TWO: The upper part of the palm of the hand ... NOT THE MIDDLE OF THE PALM. This area is equally as sturdy as either Destot's Space or the radial area indicated above and would emerge at the site depicted on the Shroud. This area is located as follows; touch your thumb to the tip of your little finger. A deep furrow called the thenar furrow is seen at the base of the bulky prominence extending from the base of the thumb. This area was first pointed out by Monsignor Alfonso Paleotto, Archbishop of Bologna, who accompanied St. Charles Borromeo to Turin in 1598. It may be of interest that he postulated that the nail would have entered the upper part of the palm obliquely, and pointing toward the arm, it would have emerged where the Shroud depicts it. It is of interest that Barbet severely criticized Paleotto's hypothesis as "anatomically impossible." Monsignor Paleotto was indeed correct. If a nail is driven into this furrow, a few centimeters from where the furrow begins at the wrist, with the point of the nail angled at ten to fifteen degrees toward the wrist and slightly toward the thumb, there is a natural inclination of the nail to an area created by the METACARPAL bone of the index finger and the CAPITATE and LESSER MULTANGULAR bones of the wrist which we have coined the "Z" area (Fig. 5). I demonstrated this path over forty four years ago in the human anatomy dissection laboratory (Fig. 6,7). Last year, a striking unrehearsed event of monumental significance took place in the medical examiner's office that confirms the existence of this path. A young lady had been brutally stabbed over her whole body. I found a defense wound on her hand where she had raised her hand in an attempt to protect her face from the vicious onslaught. Examination of this wound in her hand revealed that she was stabbed in the thenar furrow in the palm of the hand; the knife had passed through the "Z" area and the point exited at the back of the wrist exactly where it is displayed on the Shroud (Figure 3. X-rays of the area showed no evidence of broken bones!
Figure 3 The nail entering the Z space that will exit exactly where the Shroud shows the exit wound.

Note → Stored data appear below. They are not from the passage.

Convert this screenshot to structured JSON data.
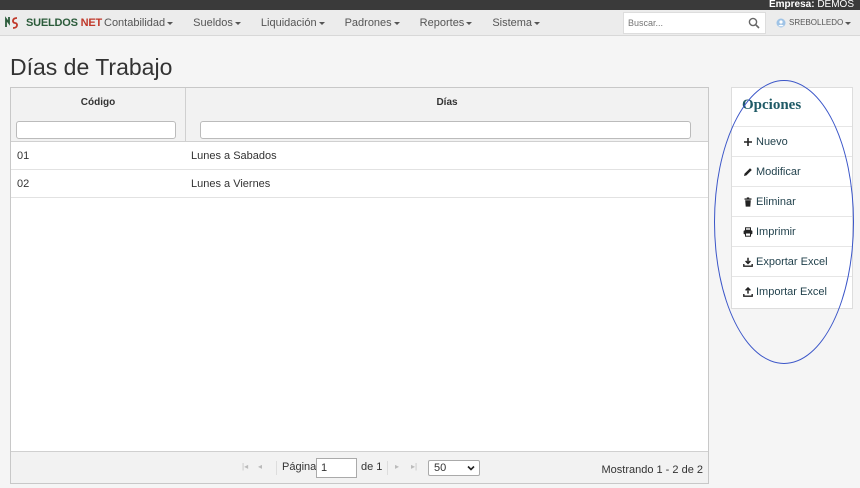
{
  "topbar": {
    "company_label": "Empresa:",
    "company_value": "DEMOS"
  },
  "brand": {
    "name_a": "SUELDOS ",
    "name_b": "NET"
  },
  "nav": {
    "items": [
      {
        "label": "Contabilidad"
      },
      {
        "label": "Sueldos"
      },
      {
        "label": "Liquidación"
      },
      {
        "label": "Padrones"
      },
      {
        "label": "Reportes"
      },
      {
        "label": "Sistema"
      }
    ],
    "search_placeholder": "Buscar...",
    "user": "SREBOLLEDO"
  },
  "page": {
    "title": "Días de Trabajo"
  },
  "grid": {
    "columns": [
      {
        "label": "Código"
      },
      {
        "label": "Días"
      }
    ],
    "rows": [
      {
        "codigo": "01",
        "dias": "Lunes a Sabados"
      },
      {
        "codigo": "02",
        "dias": "Lunes a Viernes"
      }
    ],
    "pager": {
      "page_label": "Página",
      "page_value": "1",
      "of_label": "de 1",
      "page_size": "50",
      "summary": "Mostrando 1 - 2 de 2"
    }
  },
  "options": {
    "title": "Opciones",
    "items": [
      {
        "label": "Nuevo",
        "icon": "plus-icon"
      },
      {
        "label": "Modificar",
        "icon": "pencil-icon"
      },
      {
        "label": "Eliminar",
        "icon": "trash-icon"
      },
      {
        "label": "Imprimir",
        "icon": "printer-icon"
      },
      {
        "label": "Exportar Excel",
        "icon": "download-icon"
      },
      {
        "label": "Importar Excel",
        "icon": "upload-icon"
      }
    ]
  },
  "colors": {
    "brand_green": "#2b5b3a",
    "brand_red": "#c0392b",
    "options_title": "#1f5a66",
    "annotation": "#3a55c8"
  }
}
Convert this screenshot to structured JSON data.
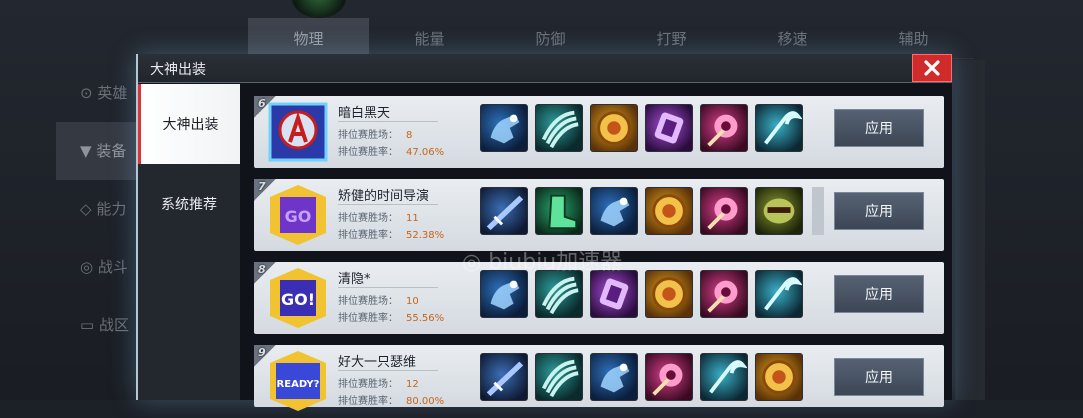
{
  "background": {
    "tabs": [
      "物理",
      "能量",
      "防御",
      "打野",
      "移速",
      "辅助"
    ],
    "side_items": [
      "英雄",
      "装备",
      "能力",
      "战斗",
      "战区"
    ]
  },
  "dialog": {
    "title": "大神出装",
    "close_icon": "close-icon",
    "nav": [
      "大神出装",
      "系统推荐"
    ]
  },
  "builds": [
    {
      "rank": "6",
      "name": "暗白黑天",
      "games_label": "排位赛胜场：",
      "games": "8",
      "winrate_label": "排位赛胜率：",
      "winrate": "47.06%",
      "avatar": "avengers-badge",
      "items": [
        "gauntlet",
        "claw",
        "coin",
        "purple",
        "pink",
        "scythe"
      ],
      "apply": "应用"
    },
    {
      "rank": "7",
      "name": "矫健的时间导演",
      "games_label": "排位赛胜场：",
      "games": "11",
      "winrate_label": "排位赛胜率：",
      "winrate": "52.38%",
      "avatar": "go-badge-purple",
      "items": [
        "blade",
        "boot",
        "gauntlet",
        "coin",
        "pink",
        "mask"
      ],
      "apply": "应用"
    },
    {
      "rank": "8",
      "name": "清隐*",
      "games_label": "排位赛胜场：",
      "games": "10",
      "winrate_label": "排位赛胜率：",
      "winrate": "55.56%",
      "avatar": "go-badge-blue",
      "items": [
        "gauntlet",
        "claw",
        "purple",
        "coin",
        "pink",
        "scythe"
      ],
      "apply": "应用"
    },
    {
      "rank": "9",
      "name": "好大一只瑟维",
      "games_label": "排位赛胜场：",
      "games": "12",
      "winrate_label": "排位赛胜率：",
      "winrate": "80.00%",
      "avatar": "ready-badge",
      "items": [
        "blade",
        "claw",
        "gauntlet",
        "pink",
        "scythe",
        "coin"
      ],
      "apply": "应用"
    }
  ],
  "watermark": "biubiu加速器"
}
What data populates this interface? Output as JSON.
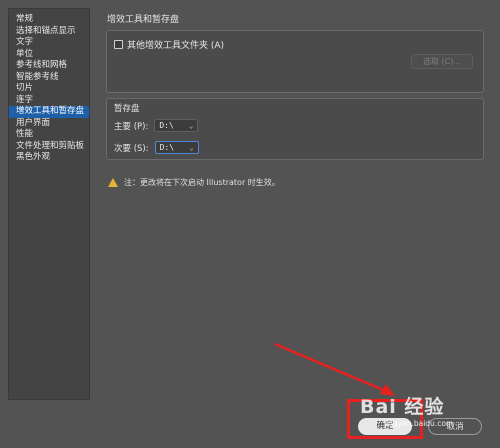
{
  "sidebar": {
    "items": [
      {
        "label": "常规"
      },
      {
        "label": "选择和锚点显示"
      },
      {
        "label": "文字"
      },
      {
        "label": "单位"
      },
      {
        "label": "参考线和网格"
      },
      {
        "label": "智能参考线"
      },
      {
        "label": "切片"
      },
      {
        "label": "连字"
      },
      {
        "label": "增效工具和暂存盘"
      },
      {
        "label": "用户界面"
      },
      {
        "label": "性能"
      },
      {
        "label": "文件处理和剪贴板"
      },
      {
        "label": "黑色外观"
      }
    ],
    "active_index": 8
  },
  "section": {
    "title": "增效工具和暂存盘"
  },
  "plugins": {
    "checkbox_label": "其他增效工具文件夹 (A)",
    "checked": false,
    "choose_label": "选取 (C)..."
  },
  "scratch": {
    "title": "暂存盘",
    "primary_label": "主要 (P):",
    "primary_value": "D:\\",
    "secondary_label": "次要 (S):",
    "secondary_value": "D:\\"
  },
  "note": {
    "text": "注：更改将在下次启动 Illustrator 时生效。"
  },
  "buttons": {
    "ok": "确定",
    "cancel": "取消"
  },
  "watermark": {
    "text": "Bai 经验",
    "sub": "jingyan.baidu.com"
  },
  "colors": {
    "active": "#1f5fa8",
    "annotation": "#e82020",
    "warning": "#e3b436"
  }
}
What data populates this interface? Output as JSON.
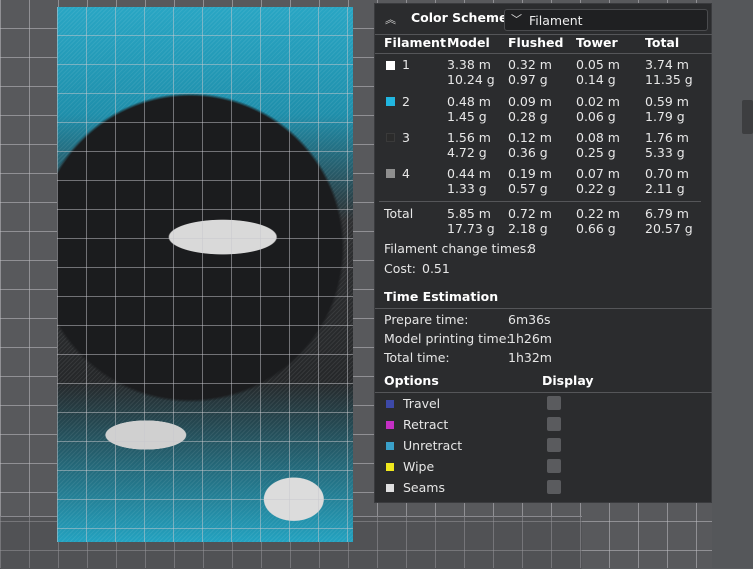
{
  "color_scheme": {
    "title": "Color Scheme",
    "selected": "Filament"
  },
  "table": {
    "headers": [
      "Filament",
      "Model",
      "Flushed",
      "Tower",
      "Total"
    ],
    "rows": [
      {
        "id": "1",
        "color": "#ffffff",
        "model": "3.38 m\n10.24 g",
        "flushed": "0.32 m\n0.97 g",
        "tower": "0.05 m\n0.14 g",
        "total": "3.74 m\n11.35 g"
      },
      {
        "id": "2",
        "color": "#21b6e0",
        "model": "0.48 m\n1.45 g",
        "flushed": "0.09 m\n0.28 g",
        "tower": "0.02 m\n0.06 g",
        "total": "0.59 m\n1.79 g"
      },
      {
        "id": "3",
        "color": "#2b2b2b",
        "model": "1.56 m\n4.72 g",
        "flushed": "0.12 m\n0.36 g",
        "tower": "0.08 m\n0.25 g",
        "total": "1.76 m\n5.33 g"
      },
      {
        "id": "4",
        "color": "#8f8f8f",
        "model": "0.44 m\n1.33 g",
        "flushed": "0.19 m\n0.57 g",
        "tower": "0.07 m\n0.22 g",
        "total": "0.70 m\n2.11 g"
      }
    ],
    "total": {
      "label": "Total",
      "model": "5.85 m\n17.73 g",
      "flushed": "0.72 m\n2.18 g",
      "tower": "0.22 m\n0.66 g",
      "total": "6.79 m\n20.57 g"
    }
  },
  "filament_change": {
    "label": "Filament change times:",
    "value": "8"
  },
  "cost": {
    "label": "Cost:",
    "value": "0.51"
  },
  "time_estimation": {
    "title": "Time Estimation",
    "rows": [
      {
        "label": "Prepare time:",
        "value": "6m36s"
      },
      {
        "label": "Model printing time:",
        "value": "1h26m"
      },
      {
        "label": "Total time:",
        "value": "1h32m"
      }
    ]
  },
  "options": {
    "title": "Options",
    "display_title": "Display",
    "items": [
      {
        "label": "Travel",
        "color": "#3d49a8"
      },
      {
        "label": "Retract",
        "color": "#c42fc4"
      },
      {
        "label": "Unretract",
        "color": "#3aa0c8"
      },
      {
        "label": "Wipe",
        "color": "#f0e81e"
      },
      {
        "label": "Seams",
        "color": "#e0e0e0"
      }
    ]
  }
}
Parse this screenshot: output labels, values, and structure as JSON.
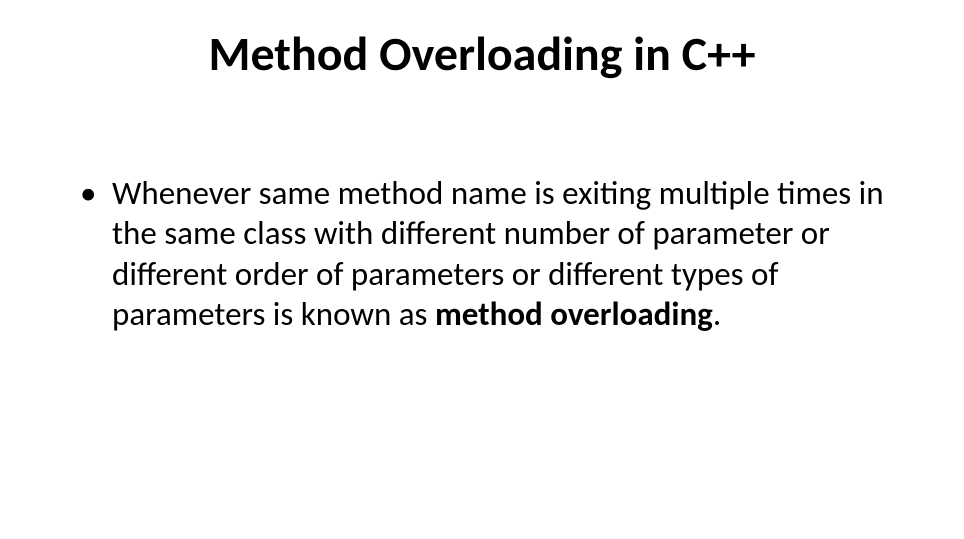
{
  "title": "Method Overloading in C++",
  "bullet_prefix": "Whenever same method name is exiting multiple times in the same class with different number of parameter or different order of parameters or different types of parameters is known as ",
  "bullet_strong": "method overloading",
  "bullet_suffix": "."
}
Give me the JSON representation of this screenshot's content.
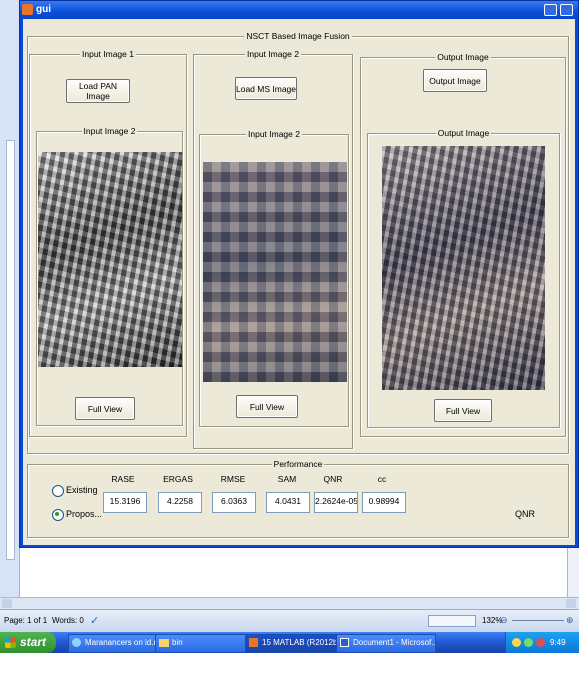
{
  "window": {
    "title": "gui"
  },
  "main_panel": {
    "title": "NSCT Based Image Fusion"
  },
  "input1": {
    "panel_title": "Input Image 1",
    "load_button": "Load PAN Image",
    "sub_panel_title": "Input Image 2",
    "fullview_button": "Full View"
  },
  "input2": {
    "panel_title": "Input Image 2",
    "load_button": "Load MS Image",
    "sub_panel_title": "Input Image 2",
    "fullview_button": "Full View"
  },
  "output": {
    "panel_title": "Output Image",
    "load_button": "Output Image",
    "sub_panel_title": "Output Image",
    "fullview_button": "Full View"
  },
  "performance": {
    "title": "Performance",
    "radios": [
      {
        "label": "Existing",
        "checked": false
      },
      {
        "label": "Propos...",
        "checked": true
      }
    ],
    "metrics": [
      {
        "label": "RASE",
        "value": "15.3196"
      },
      {
        "label": "ERGAS",
        "value": "4.2258"
      },
      {
        "label": "RMSE",
        "value": "6.0363"
      },
      {
        "label": "SAM",
        "value": "4.0431"
      },
      {
        "label": "QNR",
        "value": "2.2624e-05"
      },
      {
        "label": "cc",
        "value": "0.98994"
      }
    ],
    "qnr_label": "QNR"
  },
  "word_status": {
    "page": "Page: 1 of 1",
    "words": "Words: 0",
    "zoom": "132%"
  },
  "taskbar": {
    "start_label": "start",
    "tasks": [
      "Maranancers on id.n...",
      "bin",
      "15 MATLAB (R2012b)",
      "Document1 - Microsof..."
    ],
    "clock": "9:49 AM"
  },
  "colors": {
    "title_bar": "#0a4fd8",
    "client_bg": "#ece9d8",
    "taskbar": "#245edb",
    "start_button": "#3a9a3a"
  }
}
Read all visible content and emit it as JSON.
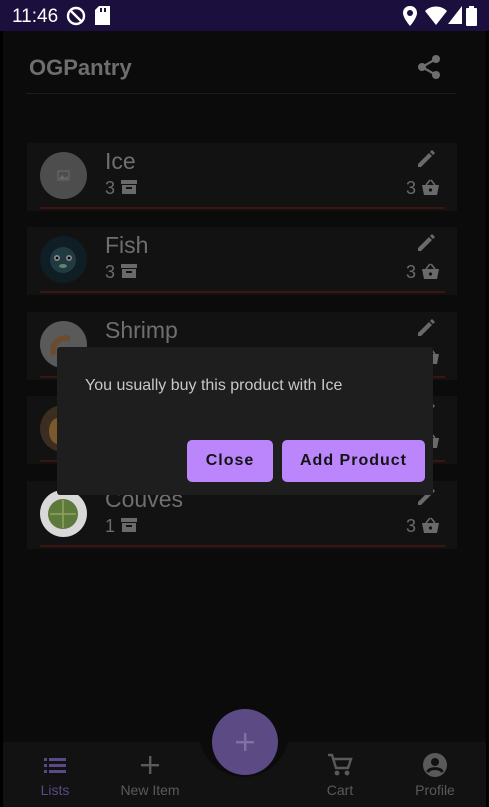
{
  "status_bar": {
    "time": "11:46"
  },
  "app_bar": {
    "title": "OGPantry"
  },
  "items": [
    {
      "name": "Ice",
      "stock_qty": "3",
      "cart_qty": "3"
    },
    {
      "name": "Fish",
      "stock_qty": "3",
      "cart_qty": "3"
    },
    {
      "name": "Shrimp",
      "stock_qty": "",
      "cart_qty": ""
    },
    {
      "name": "",
      "stock_qty": "",
      "cart_qty": ""
    },
    {
      "name": "Couves",
      "stock_qty": "1",
      "cart_qty": "3"
    }
  ],
  "dialog": {
    "message": "You usually buy this product with Ice",
    "close_label": "Close",
    "add_label": "Add Product"
  },
  "bottom_nav": {
    "lists": "Lists",
    "new_item": "New Item",
    "cart": "Cart",
    "profile": "Profile"
  },
  "colors": {
    "accent": "#bb86fc",
    "status_bar": "#1a0f3d",
    "active_nav": "#5a4a85"
  }
}
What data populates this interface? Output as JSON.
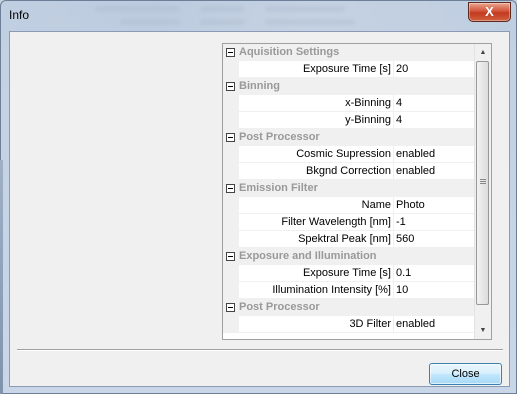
{
  "window": {
    "title": "Info",
    "close_glyph": "X"
  },
  "property_grid": {
    "sections": [
      {
        "category": "Aquisition Settings",
        "properties": [
          {
            "name": "Exposure Time [s]",
            "value": "20"
          }
        ]
      },
      {
        "category": "Binning",
        "properties": [
          {
            "name": "x-Binning",
            "value": "4"
          },
          {
            "name": "y-Binning",
            "value": "4"
          }
        ]
      },
      {
        "category": "Post Processor",
        "properties": [
          {
            "name": "Cosmic Supression",
            "value": "enabled"
          },
          {
            "name": "Bkgnd Correction",
            "value": "enabled"
          }
        ]
      },
      {
        "category": "Emission Filter",
        "properties": [
          {
            "name": "Name",
            "value": "Photo"
          },
          {
            "name": "Filter Wavelength [nm]",
            "value": "-1"
          },
          {
            "name": "Spektral Peak [nm]",
            "value": "560"
          }
        ]
      },
      {
        "category": "Exposure and Illumination",
        "properties": [
          {
            "name": "Exposure Time [s]",
            "value": "0.1"
          },
          {
            "name": "Illumination Intensity [%]",
            "value": "10"
          }
        ]
      },
      {
        "category": "Post Processor",
        "properties": [
          {
            "name": "3D Filter",
            "value": "enabled"
          }
        ]
      }
    ]
  },
  "footer": {
    "close_label": "Close"
  },
  "icons": {
    "scroll_up": "scroll-up-arrow-icon",
    "scroll_down": "scroll-down-arrow-icon",
    "collapse": "collapse-minus-icon"
  }
}
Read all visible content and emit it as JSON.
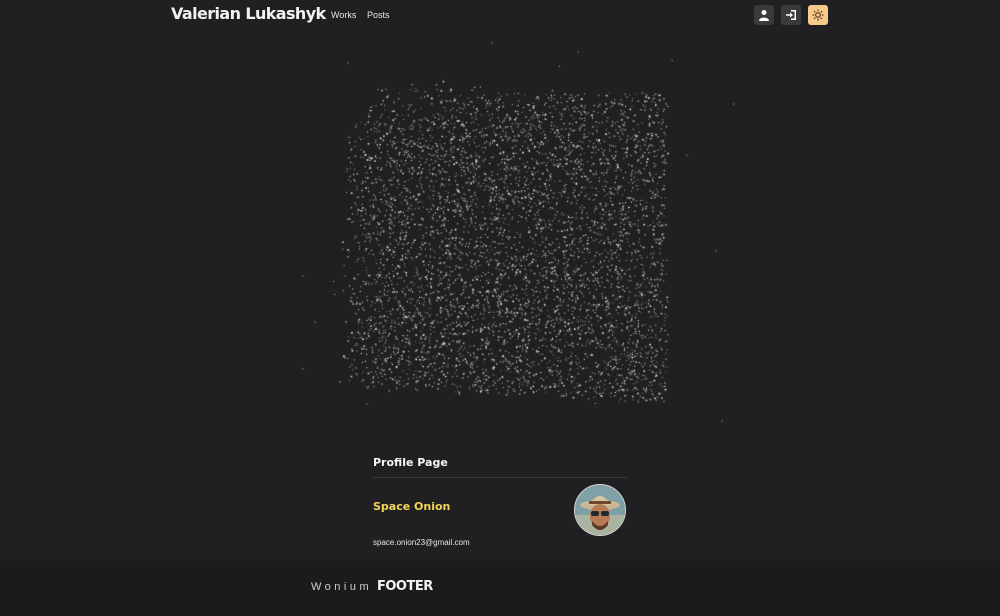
{
  "header": {
    "brand": "Valerian Lukashyk",
    "nav": [
      {
        "label": "Works"
      },
      {
        "label": "Posts"
      }
    ],
    "buttons": [
      {
        "icon": "user-icon"
      },
      {
        "icon": "login-icon"
      },
      {
        "icon": "sun-icon"
      }
    ]
  },
  "profile": {
    "title": "Profile Page",
    "name": "Space Onion",
    "email": "space.onion23@gmail.com"
  },
  "footer": {
    "logo": "Wonium",
    "text": "FOOTER"
  },
  "colors": {
    "background": "#202022",
    "footer": "#1b1b1d",
    "accent_name": "#f5d65a",
    "theme_button": "#f7c98a",
    "icon_button": "#3a3a3c"
  }
}
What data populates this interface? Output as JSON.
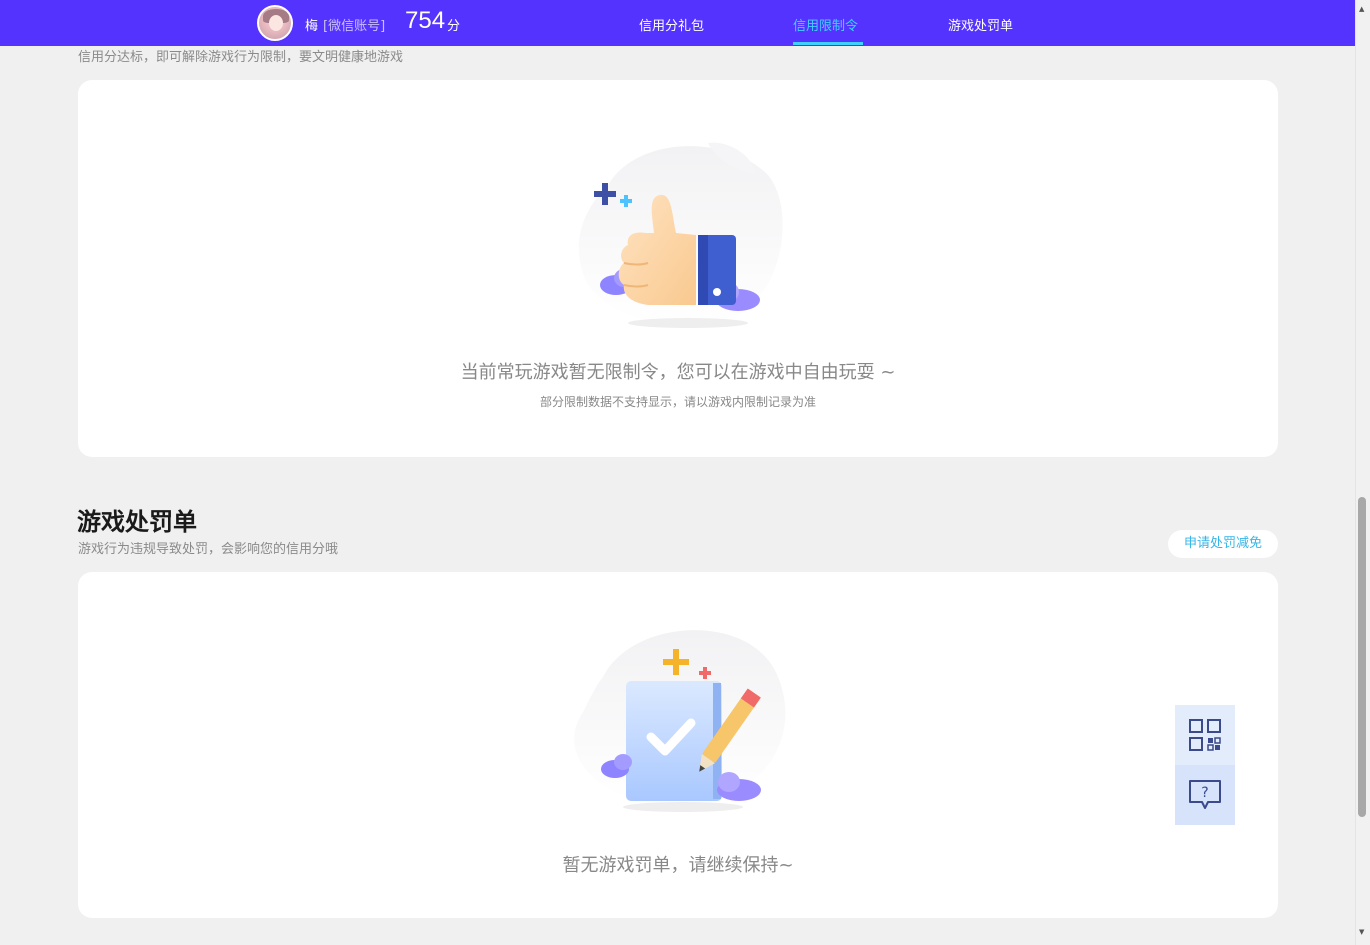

Thus, it is probably that the nail WAS driven in through the palm although about an inch away from the traditional, iconographic "center of the palm" and about 1 1/2 inches away from the wrist entry required by Destot's Space passage. Maybe Mel got it right and we Shroud scholars have had it wrong for over 100 years!
Disclaimer: When I asked Dr. Alan Whanger, also a medical doctor and retired professor of Medicine, a couple of weeks ago what he thought of Dr. Zugibe's theory, he stated that he disagreed because the nail would have to be driven at an angle, not perpendicular to the hand. He prefered the "Destot's Space" pathway.
I pointed out that if the victim's elbow were forced downward to touch the ground below the patibulum placed on the ground, the hand would assume exactly the correct angle for a perpendicular nail to be driven through the "Z" space. Unfortunately, we were interupted and did not get to continue our discussion.